It was a brilliant day to be up on the Black Tusk Meadows Trail in Garibaldi Provincial Park, an area Al Jenkins reckons he's tramped along at least a hundred times over the last 40 years
"It cleared off and when I got up there it was one fantastic day," said Jenkins, 67, founder of Friends of Garibaldi Park. "Yes, there were 44 vehicles in the parking lot when I got up there but there were no bugs, no mosquitoes, no blackflies, no horseflies. Can you imagine that up there? Oh man, it was too much."
But this time, it wasn't a pleasant hike that took the former B.C. Parks area supervisor up to the alpine meadows. Jenkins spent more than two hours taking a couple of hundred photographs and video clips to catalogue where the trail is breaking up and needs fixing.
"At the moment the Black Tusk Meadows Trail is in deplorable condition," said Jenkins. "It requires a major renovation to bring it back, so that the meadows are no longer being damaged."
Jenkins is trying to raise $100,000 to repair the trail; money that he says should be coming from the B.C. government. He said that helicopters would cost $4,000-an-hour to do the kind of remedial work that's needed.
"This is just the beginning," he added. "There are other high-elevation trails that are also getting damaged."
Once touted as the "crown jewels" of B.C. tourism, our federal and provincial parks are now in peril due to funding cuts, says an environment watchdog. Parks Canada recently announced it was slashing 638 jobs, some of them scientists and planners, including 52 layoffs in B.C. It also reduced the number of shifts for another 1,690, including 51 B.C. federal parks workers. And in provincial parks, a shortage of cash has led to overflowing and rotting outhouses, broken down trails and run-down facilities, say critics. In fact, the miserly B.C. government parks system is the lowest funded in Canada, on a per-hectare basis, says the Canadian Parks and Wilderness Society (CPAWS).

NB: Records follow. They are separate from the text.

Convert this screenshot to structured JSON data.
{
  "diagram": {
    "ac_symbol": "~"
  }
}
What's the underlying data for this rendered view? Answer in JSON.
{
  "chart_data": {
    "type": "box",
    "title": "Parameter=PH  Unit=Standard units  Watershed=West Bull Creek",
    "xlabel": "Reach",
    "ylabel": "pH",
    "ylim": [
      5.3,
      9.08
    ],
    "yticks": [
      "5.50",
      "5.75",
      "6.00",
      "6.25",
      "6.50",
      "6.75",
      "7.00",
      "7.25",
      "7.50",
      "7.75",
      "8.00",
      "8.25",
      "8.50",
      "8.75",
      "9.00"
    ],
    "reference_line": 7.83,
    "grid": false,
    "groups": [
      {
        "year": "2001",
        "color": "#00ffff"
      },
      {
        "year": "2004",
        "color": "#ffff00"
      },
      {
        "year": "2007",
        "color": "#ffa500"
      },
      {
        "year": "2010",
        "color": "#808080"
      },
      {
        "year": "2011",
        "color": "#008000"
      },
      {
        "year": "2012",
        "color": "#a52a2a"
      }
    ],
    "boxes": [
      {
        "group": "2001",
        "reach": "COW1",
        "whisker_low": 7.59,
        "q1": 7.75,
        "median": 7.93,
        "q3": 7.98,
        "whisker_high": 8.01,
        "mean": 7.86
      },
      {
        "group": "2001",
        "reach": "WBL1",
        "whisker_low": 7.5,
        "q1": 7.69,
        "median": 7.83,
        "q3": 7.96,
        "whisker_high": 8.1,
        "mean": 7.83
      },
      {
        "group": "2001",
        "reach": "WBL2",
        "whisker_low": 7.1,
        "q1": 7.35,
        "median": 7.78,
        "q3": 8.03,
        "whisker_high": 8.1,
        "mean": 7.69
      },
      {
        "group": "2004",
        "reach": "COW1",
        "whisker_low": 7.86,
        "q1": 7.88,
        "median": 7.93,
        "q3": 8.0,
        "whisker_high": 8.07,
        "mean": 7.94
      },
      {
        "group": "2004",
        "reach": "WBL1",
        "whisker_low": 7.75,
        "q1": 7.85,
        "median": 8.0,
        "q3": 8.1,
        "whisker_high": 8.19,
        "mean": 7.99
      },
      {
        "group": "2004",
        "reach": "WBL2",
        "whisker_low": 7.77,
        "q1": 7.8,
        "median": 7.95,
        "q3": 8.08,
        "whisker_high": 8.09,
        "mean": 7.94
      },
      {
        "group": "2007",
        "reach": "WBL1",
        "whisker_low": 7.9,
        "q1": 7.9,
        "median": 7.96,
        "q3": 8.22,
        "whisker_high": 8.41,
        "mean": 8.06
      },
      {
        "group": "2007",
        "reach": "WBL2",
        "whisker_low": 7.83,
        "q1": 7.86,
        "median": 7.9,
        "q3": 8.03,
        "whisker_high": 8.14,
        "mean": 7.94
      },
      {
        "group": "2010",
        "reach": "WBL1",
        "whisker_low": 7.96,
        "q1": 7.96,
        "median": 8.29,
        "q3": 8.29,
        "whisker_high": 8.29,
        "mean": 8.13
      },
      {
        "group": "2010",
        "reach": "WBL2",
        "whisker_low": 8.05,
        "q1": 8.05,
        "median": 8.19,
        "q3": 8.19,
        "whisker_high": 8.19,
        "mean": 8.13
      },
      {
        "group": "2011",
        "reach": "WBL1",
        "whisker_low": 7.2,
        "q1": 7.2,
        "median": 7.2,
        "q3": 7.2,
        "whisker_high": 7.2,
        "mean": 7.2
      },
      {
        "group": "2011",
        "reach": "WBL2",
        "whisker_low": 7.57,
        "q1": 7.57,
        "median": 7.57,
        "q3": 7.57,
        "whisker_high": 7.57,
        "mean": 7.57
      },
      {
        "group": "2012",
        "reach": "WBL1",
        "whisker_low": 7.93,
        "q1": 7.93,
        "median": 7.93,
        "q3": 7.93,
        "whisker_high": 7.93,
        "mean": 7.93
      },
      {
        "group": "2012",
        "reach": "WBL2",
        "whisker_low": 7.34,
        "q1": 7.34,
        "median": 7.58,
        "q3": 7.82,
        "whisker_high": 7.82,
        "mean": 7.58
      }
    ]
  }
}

A 24-page CPAWS report was released earlier this summer under the headline, "Parks under threat."
It says the cut in Parks Canada scientists "will significantly reduce" research and monitoring which are vital when it comes to protecting national parks.
"They hired them because the parks were in a lot of trouble from an ecological perspective," said Chloe O'Loughlin, director of terrestrial conservation for the B.C. branch of CPAWS. "Species were becoming endangered, so they hired the scientists to figure out what to do. We have a huge responsibility, as climate changers, to protect as much as we can, so that the grizzly bear doesn't go the way of the woolly mammoth."